Luego, volviéndose hacia sus compañeros, dijo:
—Ya pueden desatarle.
—Gracias, señor —susurró el paciente cuando Stephen le quitó de la boca el trozo de guata forrada de piel—. Le agradezco mucho el esfuerzo que ha hecho.
—He leído la descripción de la operación —dijo el cirujano de la
Cerberus—
, pero nunca pensé que pudiera hacerla tan rápido. Parece que ha hecho un acto de prestí… prestidigitación.
—Admiro su valor, señor —dijo el cirujano de la
Redwing.
—Vengan, caballeros —dijo el señor Thomas—. Creo que nos merecemos una copa.
Fueron a la desierta cámara de oficiales y el señor Thomas les ofreció vino de Tokay.

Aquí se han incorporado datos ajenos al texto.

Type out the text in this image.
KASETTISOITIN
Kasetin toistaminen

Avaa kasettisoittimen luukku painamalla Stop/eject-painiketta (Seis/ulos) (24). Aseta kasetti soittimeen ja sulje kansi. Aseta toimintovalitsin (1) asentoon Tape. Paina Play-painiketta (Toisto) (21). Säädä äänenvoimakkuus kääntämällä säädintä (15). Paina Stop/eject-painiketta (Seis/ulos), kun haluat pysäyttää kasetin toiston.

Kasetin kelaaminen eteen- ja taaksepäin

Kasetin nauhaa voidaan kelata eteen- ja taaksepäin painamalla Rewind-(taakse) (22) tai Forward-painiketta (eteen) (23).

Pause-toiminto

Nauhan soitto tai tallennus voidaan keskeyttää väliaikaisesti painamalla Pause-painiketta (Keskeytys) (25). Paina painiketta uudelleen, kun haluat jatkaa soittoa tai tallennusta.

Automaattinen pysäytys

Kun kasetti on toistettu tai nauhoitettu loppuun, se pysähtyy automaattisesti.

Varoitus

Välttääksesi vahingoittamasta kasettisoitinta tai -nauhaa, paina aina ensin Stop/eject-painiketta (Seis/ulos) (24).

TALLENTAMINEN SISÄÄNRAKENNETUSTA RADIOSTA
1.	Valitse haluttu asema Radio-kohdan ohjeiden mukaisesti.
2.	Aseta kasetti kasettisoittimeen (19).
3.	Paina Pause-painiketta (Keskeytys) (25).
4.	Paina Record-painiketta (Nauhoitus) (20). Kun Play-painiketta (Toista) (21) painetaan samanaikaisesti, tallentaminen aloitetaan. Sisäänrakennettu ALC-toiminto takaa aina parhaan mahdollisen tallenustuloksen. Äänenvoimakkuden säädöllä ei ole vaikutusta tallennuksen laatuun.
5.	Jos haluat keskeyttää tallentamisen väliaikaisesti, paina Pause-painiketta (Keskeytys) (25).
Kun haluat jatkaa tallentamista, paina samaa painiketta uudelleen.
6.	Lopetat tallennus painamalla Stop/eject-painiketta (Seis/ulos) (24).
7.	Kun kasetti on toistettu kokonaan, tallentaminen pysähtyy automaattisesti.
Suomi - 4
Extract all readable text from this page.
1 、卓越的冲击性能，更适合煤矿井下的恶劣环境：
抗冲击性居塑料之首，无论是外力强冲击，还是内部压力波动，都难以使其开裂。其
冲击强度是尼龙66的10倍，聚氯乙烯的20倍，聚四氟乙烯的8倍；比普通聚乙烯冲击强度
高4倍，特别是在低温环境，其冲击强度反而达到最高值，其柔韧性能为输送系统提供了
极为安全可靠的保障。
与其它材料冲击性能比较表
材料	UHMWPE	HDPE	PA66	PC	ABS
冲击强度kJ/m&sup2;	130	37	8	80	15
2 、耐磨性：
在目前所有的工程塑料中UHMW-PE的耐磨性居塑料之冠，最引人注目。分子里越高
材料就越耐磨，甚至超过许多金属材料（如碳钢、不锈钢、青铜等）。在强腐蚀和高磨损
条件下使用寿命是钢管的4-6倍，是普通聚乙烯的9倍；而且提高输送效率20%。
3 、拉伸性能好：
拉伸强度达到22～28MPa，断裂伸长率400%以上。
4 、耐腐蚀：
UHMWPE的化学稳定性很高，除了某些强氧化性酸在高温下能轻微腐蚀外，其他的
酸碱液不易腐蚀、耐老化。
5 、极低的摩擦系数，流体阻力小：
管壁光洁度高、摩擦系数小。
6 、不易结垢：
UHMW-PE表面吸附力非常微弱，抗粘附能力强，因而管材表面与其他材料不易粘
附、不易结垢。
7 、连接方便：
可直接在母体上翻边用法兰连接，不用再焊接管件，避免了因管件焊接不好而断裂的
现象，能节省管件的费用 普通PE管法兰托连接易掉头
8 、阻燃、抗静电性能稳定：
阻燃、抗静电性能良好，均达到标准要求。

—El otro caso es muy corriente —dijo el señor Thomas después de haber hablado un rato de Malta y del bloqueo de Tolón—. Desde hace años el paciente tiene alojada en el cuerpo una bala, que le dispararon con una pistola, y ahora, por haber hecho un gran esfuerzo físico, le causa dolor. Está alojada justo al borde del músculo subescapular, de modo que el único interés que tiene para un experimentado cirujano es que se encuentra en el cuerpo de un héroe de novela.
—¿Ah, sí? —preguntó Stephen, porque pensaba que era necesario decir algo y se había dado cuenta de que ninguno de los demás tenían intención de decir nada.
—Sí, señor —respondió Thomas—. Pero déjenme empezar por el principio.
La petición del señor Thomas parecía razonable; sin embargo, sus amigos, que ya habían oído la historia antes y habían visto al doctor Maturin hacer la cistotomía suprapúbica, se bebieron el vino de Tokay y se fueron, y Maturin asintió con una sonrisa forzada.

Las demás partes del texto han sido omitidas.